More research needed!

Oras 5 days ago||
Agree, and I see opus and Gemini pro as “quality” on openrouter fusion, this would be super pricy if the prompts are dynamic and not optimised for caching.

I would love to hear why they have created it, what was the business case, what this is going to serve? As you said, this is pretty easy to replicate

bsenftner 5 days ago||
[dead]
genxy 5 days ago||
It should be called something else, maybe Ensemble? It doesn't fuse anything.
andai 5 days ago||
Yeah the Rio thing is a better candidate for that word, where they averaged the weights for two models:

https://news.ycombinator.com/item?id=48528371

all2 5 days ago||
Ensemble or 'mixture of experts' (before MoE model architecture was a thing).
genxy 4 days ago||
The good names all get applied to the wrong things. It would be awesome if we could stop every couple years and define in-domain terms we can all agree on. Like how hallucination has won out over confabulation. The precise and accurate definition almost never wins out. :(
monkeydust 5 days ago||
I have been experimenting with multi-agent llms for last month, as I put in the writeup for my repo and in the video the biggest value I have found is when you run a bunch of different agentic strategies in parallel then have a judge review the variance of them. So far that has uncovered interesting insights. The rest of it is so-so. Been fun but also expensive!

Repo with video: https://github.com/monkeydust/rightmind

eknkc 5 days ago||
I opened the page and prompted it `Which 3d printer is the best`. I mean this is a stupid question but I was looking at some 3d printers so it popped into my mind.

Seeing this log is interesting: https://link.ekin.dev/6RzYGGX7

It came up with a decent response but I guess Opus or GPT 5.5 would do fine anyway. Gotta try it on different stuff. But this feels like it would work great on some situations.

rektlessness 5 days ago||
I tried OpenRouter Fusion with the budget model option but swapped out DeepSeek v3.2 for DeepSeek V4 Pro. The results weren't that bad. An interesting take on quorums for sure. However I did notice a tool call to Claude Opus 4.8 for 1168 - 237 tokens, and $0.0118 cost, which I cannot account for because Opus was not in my selection and only revealed in logs. Strange.
maccam912 5 days ago|
Same for me! I bet they use opus to synthesize the final answer somehow? Regardless, it was unexpected.
SteveMorin 5 days ago||
Yes believe opus is the default judge
rektlessness 5 days ago||
Perhaps, but shouldn't be at my own cost if not disclosed before hand.
Pranavsingh431 3 days ago||
Everyone is focused on model ensembles, but the bigger bottleneck for me is state.

A panel of models can debate for 5 minutes.
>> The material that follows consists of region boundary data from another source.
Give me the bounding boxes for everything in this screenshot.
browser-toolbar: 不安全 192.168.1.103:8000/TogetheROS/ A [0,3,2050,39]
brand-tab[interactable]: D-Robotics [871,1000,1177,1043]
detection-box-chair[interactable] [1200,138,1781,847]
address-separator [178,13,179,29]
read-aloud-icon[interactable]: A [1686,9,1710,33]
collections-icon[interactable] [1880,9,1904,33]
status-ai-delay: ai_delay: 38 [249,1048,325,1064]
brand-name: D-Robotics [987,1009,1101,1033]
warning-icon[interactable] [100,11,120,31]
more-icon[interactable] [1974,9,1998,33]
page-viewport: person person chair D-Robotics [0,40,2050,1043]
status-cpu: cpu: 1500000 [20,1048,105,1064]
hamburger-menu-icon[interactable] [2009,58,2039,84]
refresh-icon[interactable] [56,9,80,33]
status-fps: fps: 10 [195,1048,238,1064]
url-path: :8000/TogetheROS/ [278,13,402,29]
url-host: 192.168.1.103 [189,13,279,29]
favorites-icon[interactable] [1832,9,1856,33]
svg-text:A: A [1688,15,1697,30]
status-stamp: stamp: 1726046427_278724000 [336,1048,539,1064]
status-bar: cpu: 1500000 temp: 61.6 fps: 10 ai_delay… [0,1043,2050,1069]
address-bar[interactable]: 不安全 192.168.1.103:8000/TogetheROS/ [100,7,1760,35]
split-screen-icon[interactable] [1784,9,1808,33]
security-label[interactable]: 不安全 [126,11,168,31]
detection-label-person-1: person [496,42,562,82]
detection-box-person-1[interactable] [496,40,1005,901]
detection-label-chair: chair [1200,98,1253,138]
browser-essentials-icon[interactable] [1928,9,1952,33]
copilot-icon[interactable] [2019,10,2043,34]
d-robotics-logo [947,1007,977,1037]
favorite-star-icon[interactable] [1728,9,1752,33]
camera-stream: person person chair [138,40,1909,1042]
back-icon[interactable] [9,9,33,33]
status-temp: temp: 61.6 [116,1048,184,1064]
The harder problem is making an agent remember why a decision was made 5 weeks ago.

bushido 5 days ago||
Interestingly I've had a similar experience with agent teams/swarms, albeit they can get much more expensive depending on the workflow.

I found that Fable didn't have as much of an impact when put in a team.

But it was/is a very pleasant model to work with 1:1. And was the first time I didn't use my primary team based workhorse in months, across 10s of sessions last week.

chrisss395 5 days ago|
Is there any formal research in this space? I too have tried flavors of this approach, but I can't confidently say my results were better.

I worry its kind of like asking 2-3 different consultants what the optimal strategy is for your business...and I'm not sure merging the answers produces anything material better.